2.27.2009

Downturn Likely to Smack the Developing World

While the developed world hustles to minimize the damage from the deepening economic crisis, developing countries have been mostly ignored. Yet it is precisely those poorer countries – and their hundreds of millions of people living on the knife edge of desperation – that will be most at risk in the coming weeks and months.

As the downturn leans into its second year, the international community is finally taking note. Earlier this week, the United Nations Human Rights Council urged developed nations to protect those most at risk during this crisis. Its draft solution may not solve the problem, but it's certain to draw attention to a very real concern.

The next day, Columbia University economics professor Joseph Stiglitz spoke about the impact of the financial crisis on global development as part of the United Nations University's speaker series.

"The problems are far deeper, surely, than we've seen so far," said Stiglitz, former chief economist at the World Bank. "The financial crisis is symptomatic of a deeper macro-economic crisis."

The Nobel laureate highlighted the need to fix the underlying problems or face more debilitating hurdles internationally.

"While the financial crisis began in the US, it's now reverberating around the world, including developing countries," said Stiglitz.
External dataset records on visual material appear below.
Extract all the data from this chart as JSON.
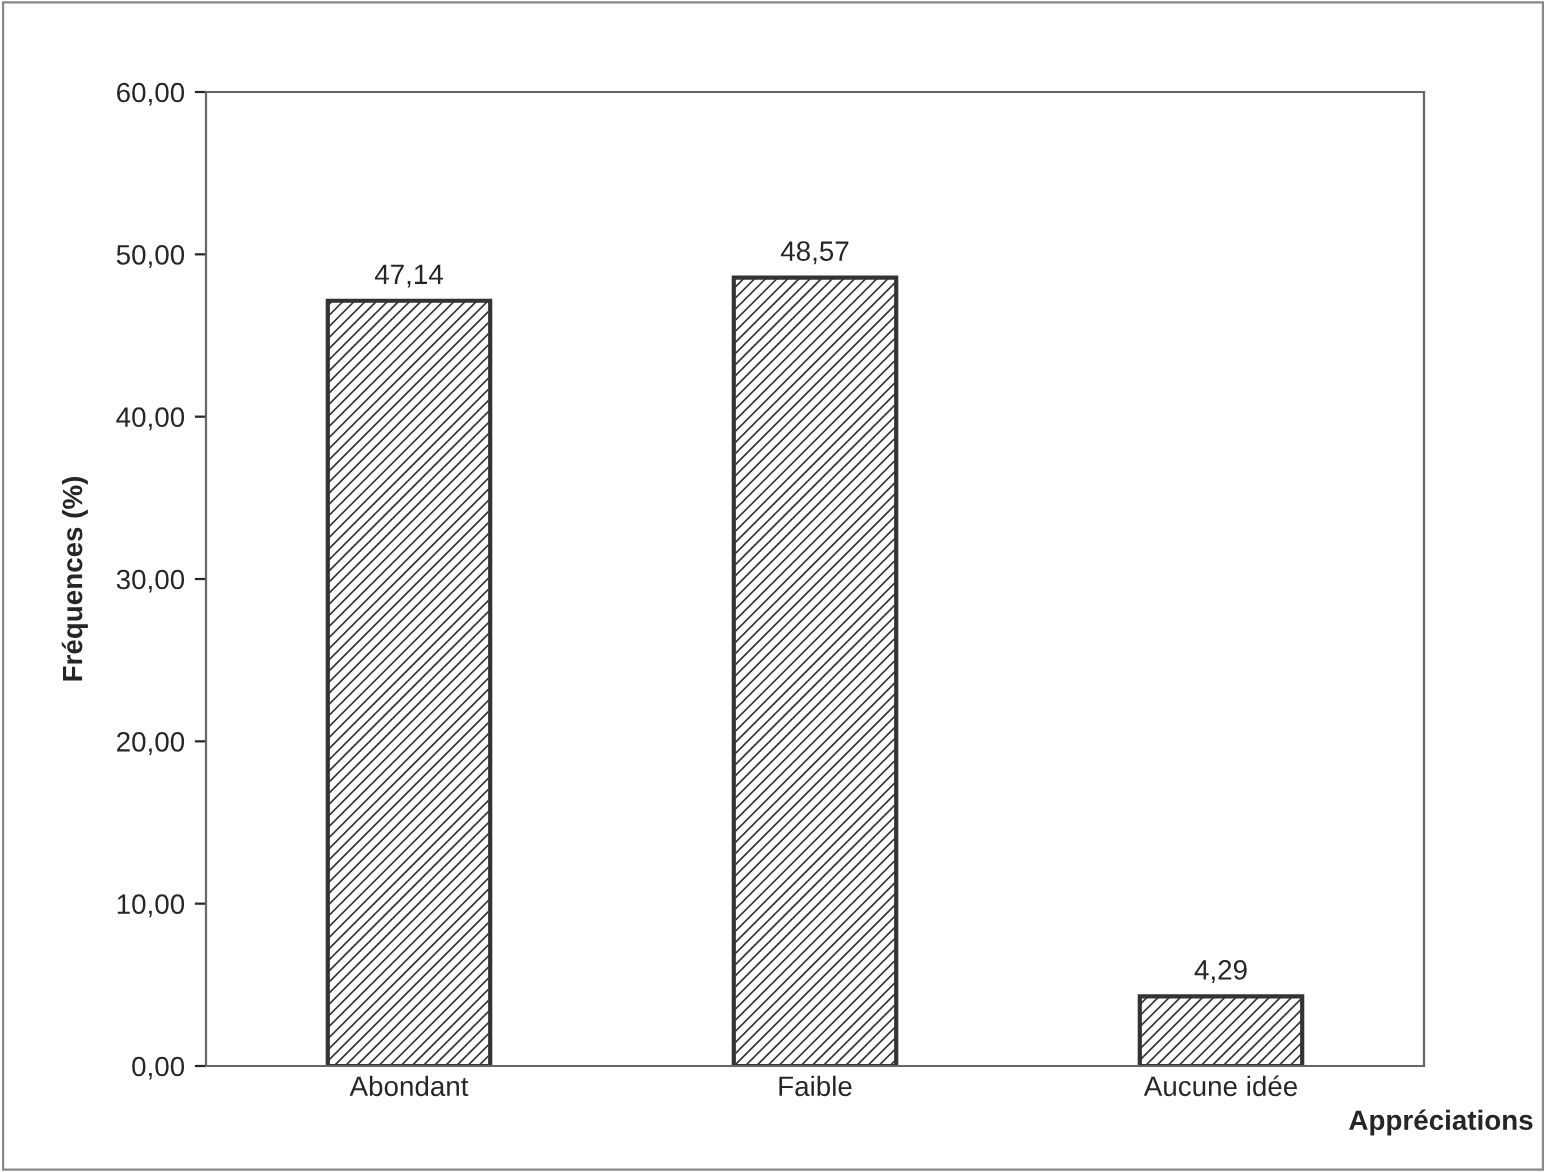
{
  "chart_data": {
    "type": "bar",
    "xlabel": "Appréciations",
    "ylabel": "Fréquences (%)",
    "categories": [
      "Abondant",
      "Faible",
      "Aucune idée"
    ],
    "values": [
      47.14,
      48.57,
      4.29
    ],
    "value_labels": [
      "47,14",
      "48,57",
      "4,29"
    ],
    "color": "#333333",
    "ylim": [
      0,
      60
    ],
    "yticks": [
      {
        "value": 0,
        "label": "0,00"
      },
      {
        "value": 10,
        "label": "10,00"
      },
      {
        "value": 20,
        "label": "20,00"
      },
      {
        "value": 30,
        "label": "30,00"
      },
      {
        "value": 40,
        "label": "40,00"
      },
      {
        "value": 50,
        "label": "50,00"
      },
      {
        "value": 60,
        "label": "60,00"
      }
    ],
    "grid": false,
    "legend": false
  }
}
These countries don't have the funds to enact stimulus policies like those of the West.

"If we don't give them the resources, they won't be able to stimulate their economy and global imbalances will be exacerbated," Stiglitz explained. On the other hand, "Europe and Japan have offered substantial increased funds to the IMF, but if those loans to developing countries are marred by the policies of the past, it will be counter-productive."

Stiglitz went one step further.

"I think we're going to come to a realization that the institutions that we created 60 years ago are not up to the task," he said, before proposing a new, more open-minded international credit facility as part of a "new global architecture."

In a recent interview with Devex, author of best-seller "The White Man's Burden" and New York University economics professor William Easterly acknowledged that the financial crisis would slow developing country growth yet thought it might provide an opportunity.

"How do we make aid even more effective to cope with this additional suffering?" wondered Easterly. "All those people who were spending all their energies campaigning for more aid money, well, maybe they should join those of us who've been campaigning for more results out of the same amount of money."